—Tina, pequeña lianta —dijo Jack, irrumpiendo de golpe en su dormitorio.
—Ahora no…, mañana —susurró ella adormilada. No sabía qué hora era, simplemente quería dormir…
—¿Mañana? ¿Cómo se supone que voy a dormir cuando has echado polvos picapica por toda mi cama? —soltó Jack enfadado.
—Es verdad —dijo ella entre risas, al recordarlo. Luego abrió los ojos y miró la luz del pasillo, que se filtraba por la puerta abierta de su dormitorio.
—Encima te ríes.

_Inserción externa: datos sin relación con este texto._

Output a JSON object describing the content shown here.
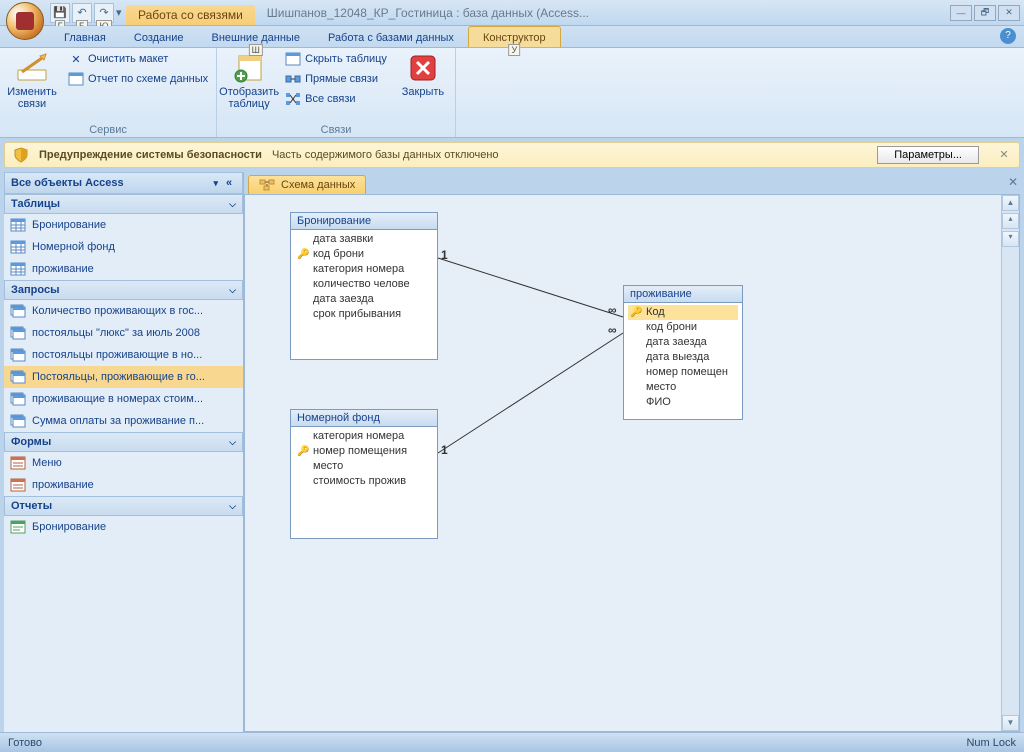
{
  "title": {
    "context_tab": "Работа со связями",
    "app_title": "Шишпанов_12048_КР_Гостиница : база данных (Access..."
  },
  "qat_keys": [
    "Г",
    "Б",
    "Ю"
  ],
  "ribbon_tabs": [
    {
      "label": "Главная",
      "key": ""
    },
    {
      "label": "Создание",
      "key": ""
    },
    {
      "label": "Внешние данные",
      "key": "Ш"
    },
    {
      "label": "Работа с базами данных",
      "key": ""
    },
    {
      "label": "Конструктор",
      "key": "У",
      "active": true
    }
  ],
  "ribbon": {
    "group1_label": "Сервис",
    "edit_rel": "Изменить связи",
    "clear_layout": "Очистить макет",
    "report_schema": "Отчет по схеме данных",
    "group2_label": "Связи",
    "show_table": "Отобразить таблицу",
    "hide_table": "Скрыть таблицу",
    "direct_rel": "Прямые связи",
    "all_rel": "Все связи",
    "close": "Закрыть"
  },
  "security": {
    "title": "Предупреждение системы безопасности",
    "msg": "Часть содержимого базы данных отключено",
    "btn": "Параметры..."
  },
  "nav": {
    "header": "Все объекты Access",
    "groups": [
      {
        "label": "Таблицы",
        "type": "table",
        "items": [
          "Бронирование",
          "Номерной фонд",
          "проживание"
        ]
      },
      {
        "label": "Запросы",
        "type": "query",
        "items": [
          "Количество проживающих в гос...",
          "постояльцы \"люкс\" за июль 2008",
          "постояльцы проживающие в но...",
          "Постояльцы, проживающие в го...",
          "проживающие в номерах стоим...",
          "Сумма оплаты за проживание п..."
        ]
      },
      {
        "label": "Формы",
        "type": "form",
        "items": [
          "Меню",
          "проживание"
        ]
      },
      {
        "label": "Отчеты",
        "type": "report",
        "items": [
          "Бронирование"
        ]
      }
    ],
    "selected": "Постояльцы, проживающие в го..."
  },
  "doc_tab": "Схема данных",
  "tables": {
    "t1": {
      "title": "Бронирование",
      "fields": [
        "дата заявки",
        "код брони",
        "категория номера",
        "количество челове",
        "дата заезда",
        "срок прибывания"
      ],
      "key_index": 1
    },
    "t2": {
      "title": "проживание",
      "fields": [
        "Код",
        "код брони",
        "дата заезда",
        "дата выезда",
        "номер помещен",
        "место",
        "ФИО"
      ],
      "key_index": 0,
      "sel_index": 0
    },
    "t3": {
      "title": "Номерной фонд",
      "fields": [
        "категория номера",
        "номер помещения",
        "место",
        "стоимость прожив"
      ],
      "key_index": 1
    }
  },
  "status": {
    "left": "Готово",
    "right": "Num Lock"
  }
}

Lo siento, señorita, pero ¡esto es la guerra! —exclamó Jack, mientras la destapaba y la cogía como si fuera un saco de patatas, sin darle opción a que pudiera escaparse.

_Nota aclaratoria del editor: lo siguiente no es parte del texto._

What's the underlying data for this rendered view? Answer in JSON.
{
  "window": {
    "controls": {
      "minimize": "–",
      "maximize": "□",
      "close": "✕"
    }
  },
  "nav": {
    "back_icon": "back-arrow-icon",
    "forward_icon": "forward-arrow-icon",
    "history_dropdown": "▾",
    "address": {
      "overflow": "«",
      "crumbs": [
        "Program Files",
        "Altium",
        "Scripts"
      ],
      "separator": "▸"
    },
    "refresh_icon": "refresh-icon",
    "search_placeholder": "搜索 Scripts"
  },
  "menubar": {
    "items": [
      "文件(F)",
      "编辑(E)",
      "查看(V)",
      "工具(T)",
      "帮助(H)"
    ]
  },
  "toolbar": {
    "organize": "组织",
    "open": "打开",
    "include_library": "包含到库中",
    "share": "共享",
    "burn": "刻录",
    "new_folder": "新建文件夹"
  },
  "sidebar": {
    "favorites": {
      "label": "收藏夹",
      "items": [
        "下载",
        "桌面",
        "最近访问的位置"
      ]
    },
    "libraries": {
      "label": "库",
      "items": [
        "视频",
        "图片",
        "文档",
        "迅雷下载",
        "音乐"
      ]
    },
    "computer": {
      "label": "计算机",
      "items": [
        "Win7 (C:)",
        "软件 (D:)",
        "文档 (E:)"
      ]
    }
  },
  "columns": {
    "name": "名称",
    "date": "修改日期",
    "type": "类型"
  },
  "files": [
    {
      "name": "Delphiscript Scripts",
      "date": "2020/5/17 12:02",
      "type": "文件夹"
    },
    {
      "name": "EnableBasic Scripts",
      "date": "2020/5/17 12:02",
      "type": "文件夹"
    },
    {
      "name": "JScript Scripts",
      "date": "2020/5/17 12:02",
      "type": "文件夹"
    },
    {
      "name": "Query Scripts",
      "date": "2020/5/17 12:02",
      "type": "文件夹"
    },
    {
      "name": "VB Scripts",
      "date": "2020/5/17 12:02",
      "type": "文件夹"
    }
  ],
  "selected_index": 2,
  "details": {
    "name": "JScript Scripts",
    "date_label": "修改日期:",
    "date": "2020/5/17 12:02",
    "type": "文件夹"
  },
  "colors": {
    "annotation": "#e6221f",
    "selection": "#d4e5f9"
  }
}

—¡¿Qué haces, pedazo de animal?! Déjame en el suelo —pidió ella al verse boca abajo, al tiempo que le daba patadas y puñetazos para que la soltara.

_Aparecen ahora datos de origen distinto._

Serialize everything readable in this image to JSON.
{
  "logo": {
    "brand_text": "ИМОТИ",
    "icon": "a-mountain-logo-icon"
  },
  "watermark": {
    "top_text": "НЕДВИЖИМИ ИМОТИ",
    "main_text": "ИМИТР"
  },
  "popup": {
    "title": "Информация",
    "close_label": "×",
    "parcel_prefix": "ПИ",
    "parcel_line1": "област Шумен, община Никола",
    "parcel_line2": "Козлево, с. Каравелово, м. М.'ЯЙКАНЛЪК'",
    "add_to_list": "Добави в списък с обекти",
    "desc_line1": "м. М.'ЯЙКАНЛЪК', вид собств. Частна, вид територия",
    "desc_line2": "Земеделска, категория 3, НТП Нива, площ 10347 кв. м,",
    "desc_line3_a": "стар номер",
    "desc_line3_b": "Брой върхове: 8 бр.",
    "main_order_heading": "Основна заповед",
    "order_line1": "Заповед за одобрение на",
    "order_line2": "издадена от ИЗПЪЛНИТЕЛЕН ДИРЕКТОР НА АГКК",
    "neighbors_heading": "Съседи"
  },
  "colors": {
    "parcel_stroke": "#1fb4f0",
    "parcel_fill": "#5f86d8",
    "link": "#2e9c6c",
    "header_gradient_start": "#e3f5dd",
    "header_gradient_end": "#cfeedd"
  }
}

—Ni hablar. Me has despertado otra vez, ahora te toca a ti despertarte —replicó él, entrando en el cuarto de baño, dejándola dentro de la ducha y abriendo el grifo de agua fría.
—¡¡Está helada!! Jack, por favor… —gimió Tina mirándolo a los ojos, totalmente despierta, dándose cuenta de que él se había duchado hacía poco, porque tenía el pelo mojado y sólo llevaba puestos unos pantalones largos negros que se le sujetaban de una manera muy sexy de las caderas. Tuvo que parpadear varias veces para asegurarse de que no era un sueño…
—¿Por favor? —repitió él con una sonrisa que se convirtió en el acto en la preferida de Tina: traviesa, osada e increíblemente fascinante.
«¡Ay, madre mía, no me sonrías así, Jack!», pensó, sintiendo que el agua fría ya no le molestaba tanto, es más, era como si la hubiese puesto ardiendo. La piel le quemaba y no podía despegar la mirada de él, de sus facciones, de su sonrisa socarrona.